Fuzzy Bitap Algorithm
This is a fuzzy string matching version of bitap algorithm. The bitap algorithm (also known as the shift-or, shift-and or Baeza-Yates–Gonnet algorithm) is an approximate string matching algorithm. The algorithm tells whether a given text contains a substring which is "approximately equal" to a given pattern, where approximate equality is defined in terms of Levenshtein distance — if the substring and pattern are within a given distance k of each other, then the algorithm considers them equal.

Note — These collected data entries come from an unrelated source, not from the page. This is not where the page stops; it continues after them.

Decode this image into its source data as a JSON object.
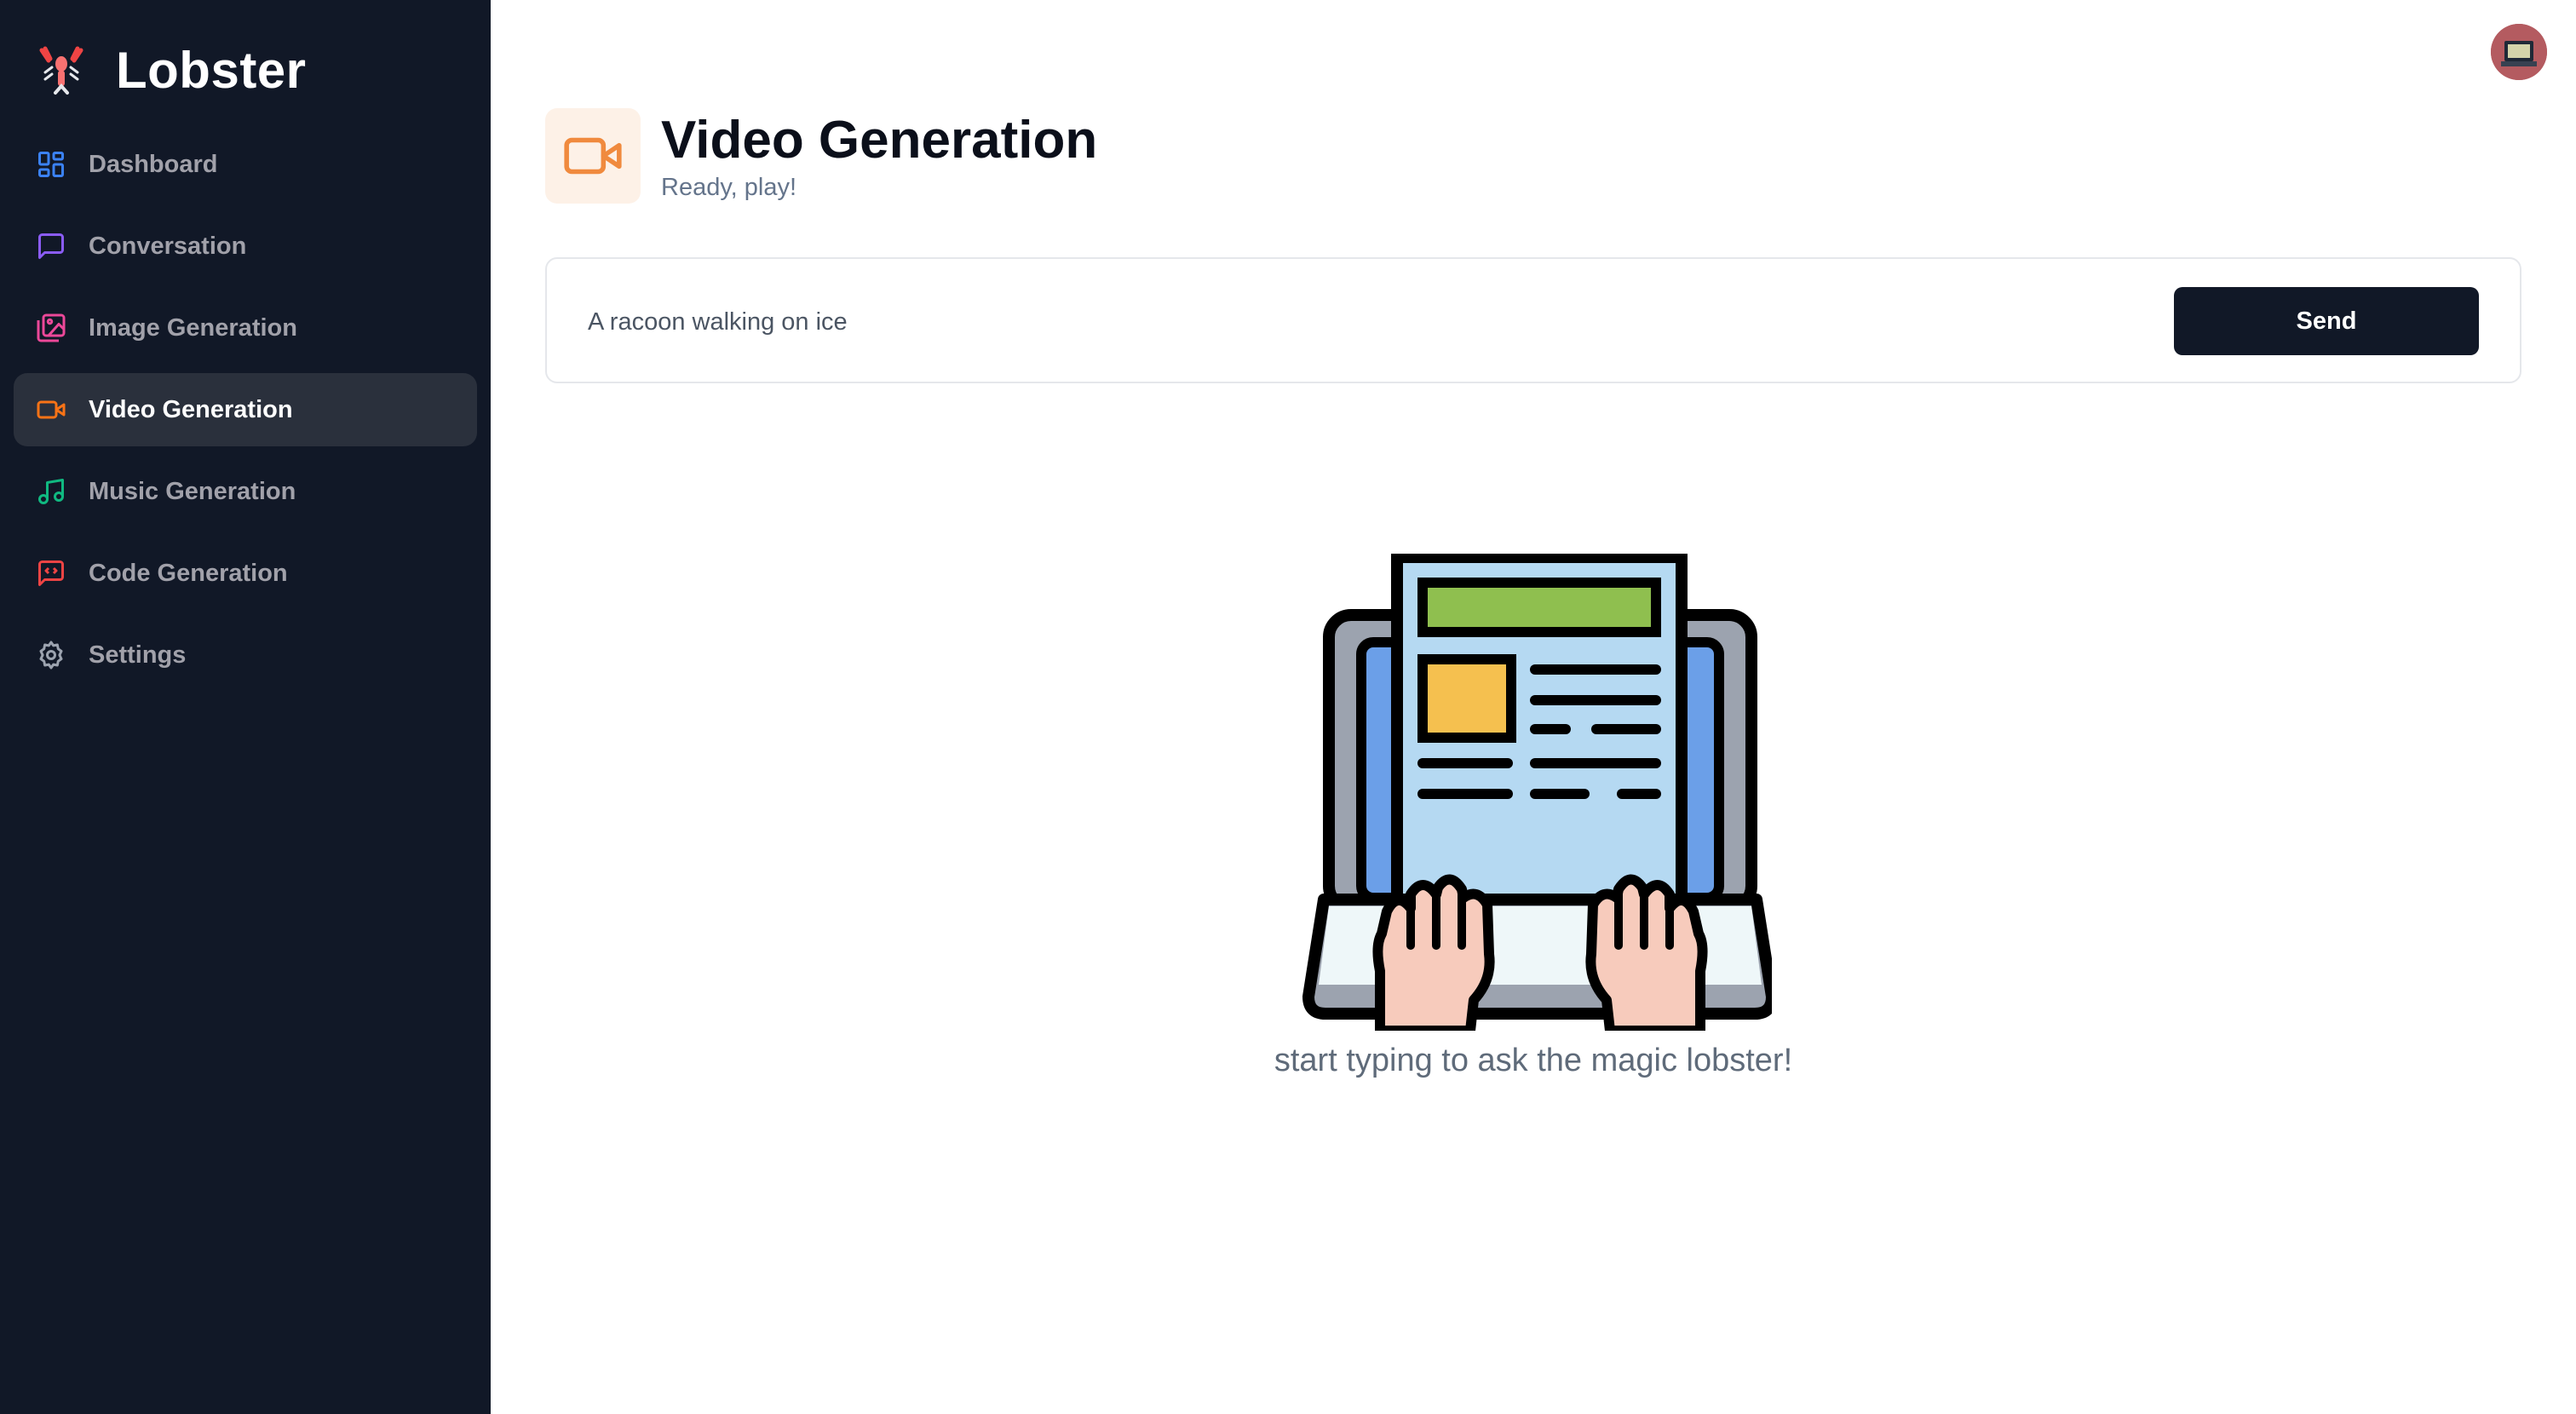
{
  "app": {
    "title": "Lobster"
  },
  "sidebar": {
    "items": [
      {
        "label": "Dashboard",
        "icon": "dashboard-icon",
        "color": "#3b82f6",
        "active": false
      },
      {
        "label": "Conversation",
        "icon": "message-icon",
        "color": "#8b5cf6",
        "active": false
      },
      {
        "label": "Image Generation",
        "icon": "image-icon",
        "color": "#ec4899",
        "active": false
      },
      {
        "label": "Video Generation",
        "icon": "video-icon",
        "color": "#f97316",
        "active": true
      },
      {
        "label": "Music Generation",
        "icon": "music-icon",
        "color": "#10b981",
        "active": false
      },
      {
        "label": "Code Generation",
        "icon": "code-icon",
        "color": "#ef4444",
        "active": false
      },
      {
        "label": "Settings",
        "icon": "gear-icon",
        "color": "#9ca3af",
        "active": false
      }
    ]
  },
  "header": {
    "title": "Video Generation",
    "subtitle": "Ready, play!",
    "accent": "#f97316"
  },
  "prompt": {
    "value": "A racoon walking on ice",
    "send_label": "Send"
  },
  "empty_state": {
    "text": "start typing to ask the magic lobster!"
  }
}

The algorithm begins by precomputing a set of bitmasks containing one bit for each element of the pattern. Then it is able to do most of the work with bitwise operations, which are extremely fast.

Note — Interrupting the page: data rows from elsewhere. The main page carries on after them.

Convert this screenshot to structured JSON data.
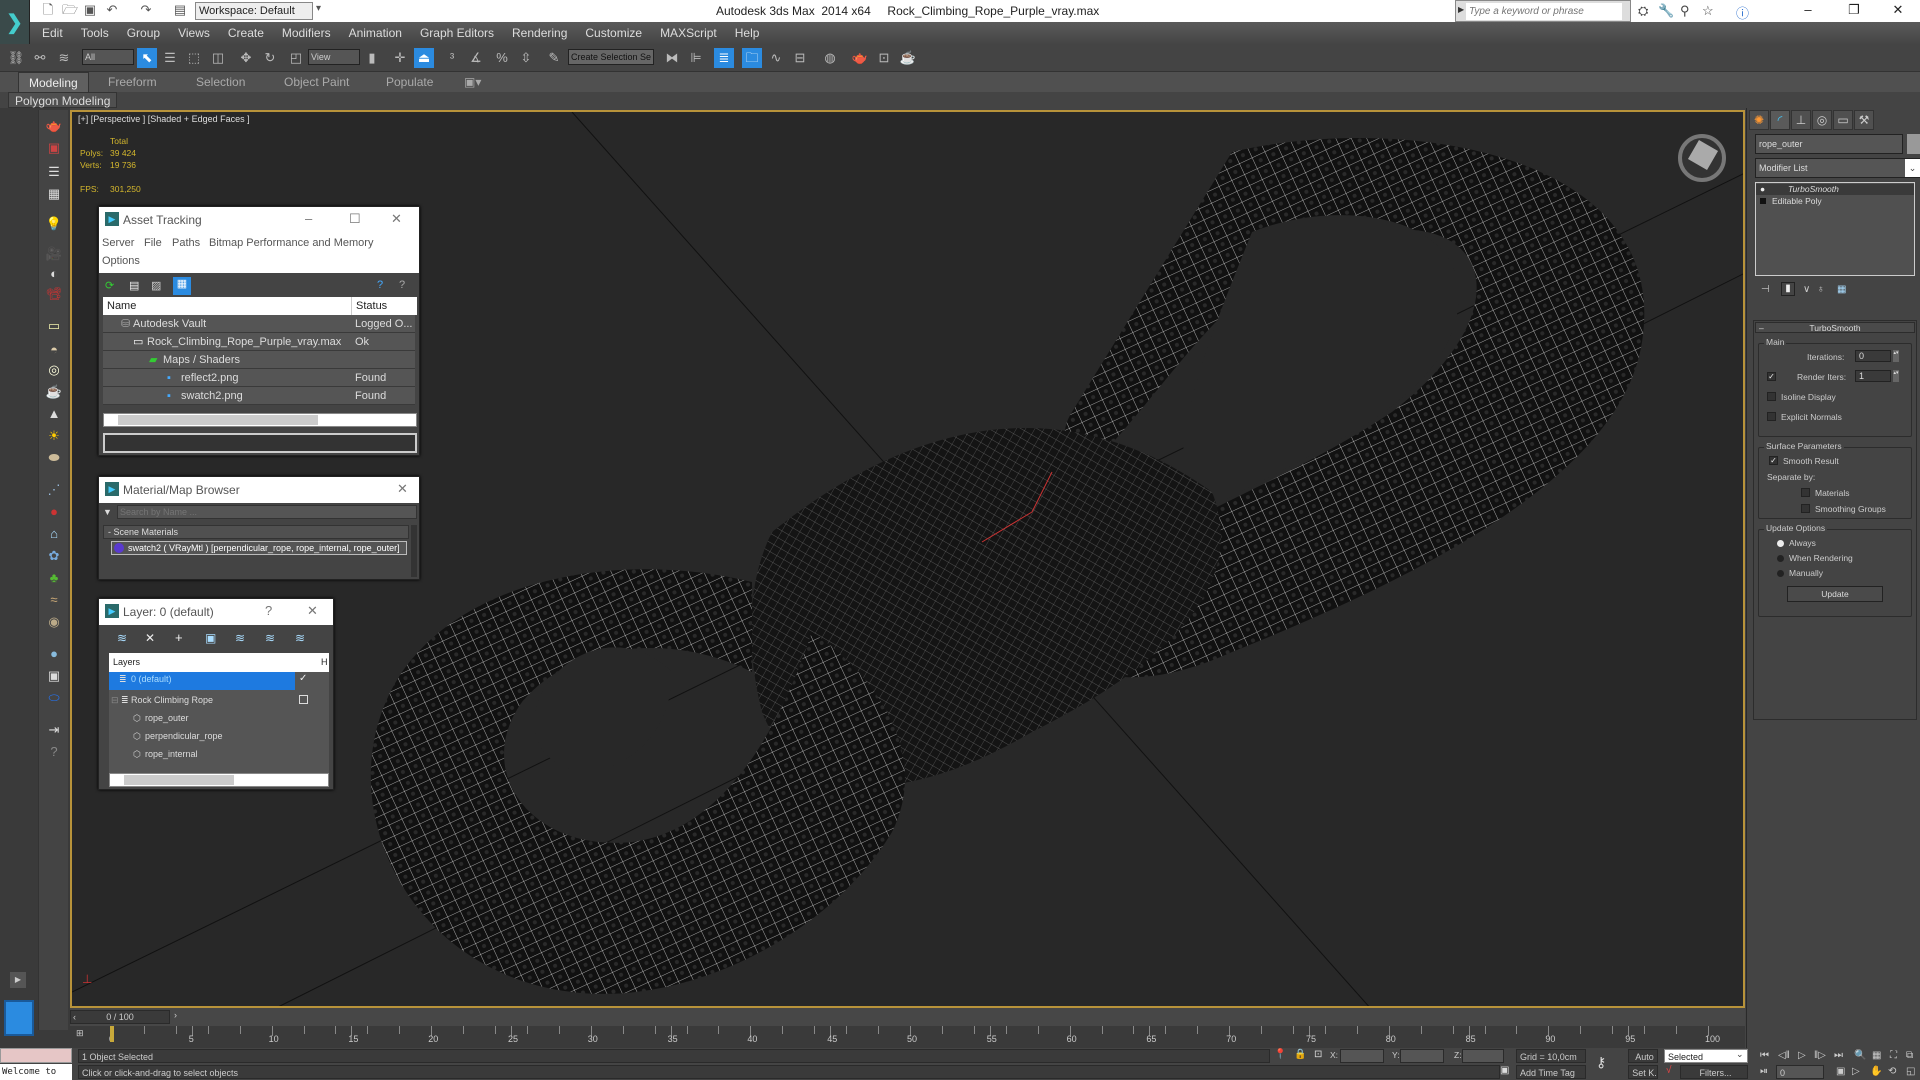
{
  "titlebar": {
    "workspace": "Workspace: Default",
    "app_title": "Autodesk 3ds Max  2014 x64     Rock_Climbing_Rope_Purple_vray.max",
    "search_placeholder": "Type a keyword or phrase",
    "min": "–",
    "max": "❐",
    "close": "✕"
  },
  "menu": [
    "Edit",
    "Tools",
    "Group",
    "Views",
    "Create",
    "Modifiers",
    "Animation",
    "Graph Editors",
    "Rendering",
    "Customize",
    "MAXScript",
    "Help"
  ],
  "toolbar": {
    "filter_select": "All",
    "refcoord_select": "View",
    "named_selection": "Create Selection Se"
  },
  "ribbon": {
    "tabs": [
      "Modeling",
      "Freeform",
      "Selection",
      "Object Paint",
      "Populate"
    ],
    "active_tab": "Modeling",
    "panel": "Polygon Modeling"
  },
  "viewport": {
    "label": "[+] [Perspective ] [Shaded + Edged Faces ]",
    "stats": {
      "header": "Total",
      "polys_label": "Polys:",
      "polys": "39 424",
      "verts_label": "Verts:",
      "verts": "19 736",
      "fps_label": "FPS:",
      "fps": "301,250"
    }
  },
  "asset_tracking": {
    "title": "Asset Tracking",
    "menu": [
      "Server",
      "File",
      "Paths",
      "Bitmap Performance and Memory",
      "Options"
    ],
    "columns": [
      "Name",
      "Status"
    ],
    "rows": [
      {
        "name": "Autodesk Vault",
        "status": "Logged O..."
      },
      {
        "name": "Rock_Climbing_Rope_Purple_vray.max",
        "status": "Ok"
      },
      {
        "name": "Maps / Shaders",
        "status": ""
      },
      {
        "name": "reflect2.png",
        "status": "Found"
      },
      {
        "name": "swatch2.png",
        "status": "Found"
      }
    ]
  },
  "material_browser": {
    "title": "Material/Map Browser",
    "search_placeholder": "Search by Name ...",
    "group": "- Scene Materials",
    "item": "swatch2  ( VRayMtl ) [perpendicular_rope, rope_internal, rope_outer]"
  },
  "layer_window": {
    "title": "Layer: 0 (default)",
    "help": "?",
    "column": "Layers",
    "column2": "H",
    "layers": [
      {
        "name": "0 (default)",
        "selected": true
      },
      {
        "name": "Rock Climbing Rope",
        "selected": false
      },
      {
        "name": "rope_outer",
        "selected": false
      },
      {
        "name": "perpendicular_rope",
        "selected": false
      },
      {
        "name": "rope_internal",
        "selected": false
      }
    ]
  },
  "command_panel": {
    "object_name": "rope_outer",
    "modifier_list": "Modifier List",
    "stack": [
      "TurboSmooth",
      "Editable Poly"
    ],
    "rollout_title": "TurboSmooth",
    "main_group": "Main",
    "iterations_label": "Iterations:",
    "iterations": "0",
    "render_iters_label": "Render Iters:",
    "render_iters": "1",
    "render_iters_checked": true,
    "isoline_display": "Isoline Display",
    "explicit_normals": "Explicit Normals",
    "surface_group": "Surface Parameters",
    "smooth_result": "Smooth Result",
    "separate_by": "Separate by:",
    "materials": "Materials",
    "smoothing_groups": "Smoothing Groups",
    "update_group": "Update Options",
    "update_options": [
      "Always",
      "When Rendering",
      "Manually"
    ],
    "update_selected": "Always",
    "update_button": "Update"
  },
  "timeline": {
    "frame": "0 / 100",
    "ticks": [
      "0",
      "5",
      "10",
      "15",
      "20",
      "25",
      "30",
      "35",
      "40",
      "45",
      "50",
      "55",
      "60",
      "65",
      "70",
      "75",
      "80",
      "85",
      "90",
      "95",
      "100"
    ]
  },
  "statusbar": {
    "maxscript": "Welcome to",
    "selected": "1 Object Selected",
    "prompt": "Click or click-and-drag to select objects",
    "x_label": "X:",
    "y_label": "Y:",
    "z_label": "Z:",
    "grid": "Grid = 10,0cm",
    "add_time_tag": "Add Time Tag",
    "auto": "Auto",
    "setk": "Set K.",
    "key_filter": "Selected",
    "filters": "Filters...",
    "current_frame": "0"
  }
}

/*****Please include following header files*****/
// string
// limits.h
/***********************************************/
/*****Please use following namespaces*****/
// std
/*****************************************/
static int SearchString(string text, string pattern, int k)
{
int result = -1;
int m = pattern.size();
unsigned long *R;
unsigned long patternMask[CHAR_MAX + 1];
int i, d;
if (pattern[0] == '\0') return 0;
if (m > 31) return -1; //Error: The pattern is too long!
R = new unsigned long[(k + 1) * sizeof *R];
for (i = 0; i <= k; ++i)
R[i] = ~1;
for (i = 0; i <= CHAR_MAX; ++i)
patternMask[i] = ~0;
for (i = 0; i < m; ++i)
patternMask[pattern[i]] &= ~(1UL << i);
for (i = 0; text[i] != '\0'; ++i)
{
unsigned long oldRd1 = R[0];
R[0] |= patternMask[text[i]];
R[0] <<= 1;
for (d = 1; d <= k; ++d)
{
unsigned long tmp = R[d];
R[d] = (oldRd1 & (R[d] | patternMask[text[i]])) << 1;
oldRd1 = tmp;
}
if (0 == (R[k] & (1UL << m)))
{
result = (i - m) + 1;
break;
}
}
free(R);
return result;
}
Example
int index = SearchString("The quick brown foax jumps over the lazy dog", "fox", 1);
Output
index: 16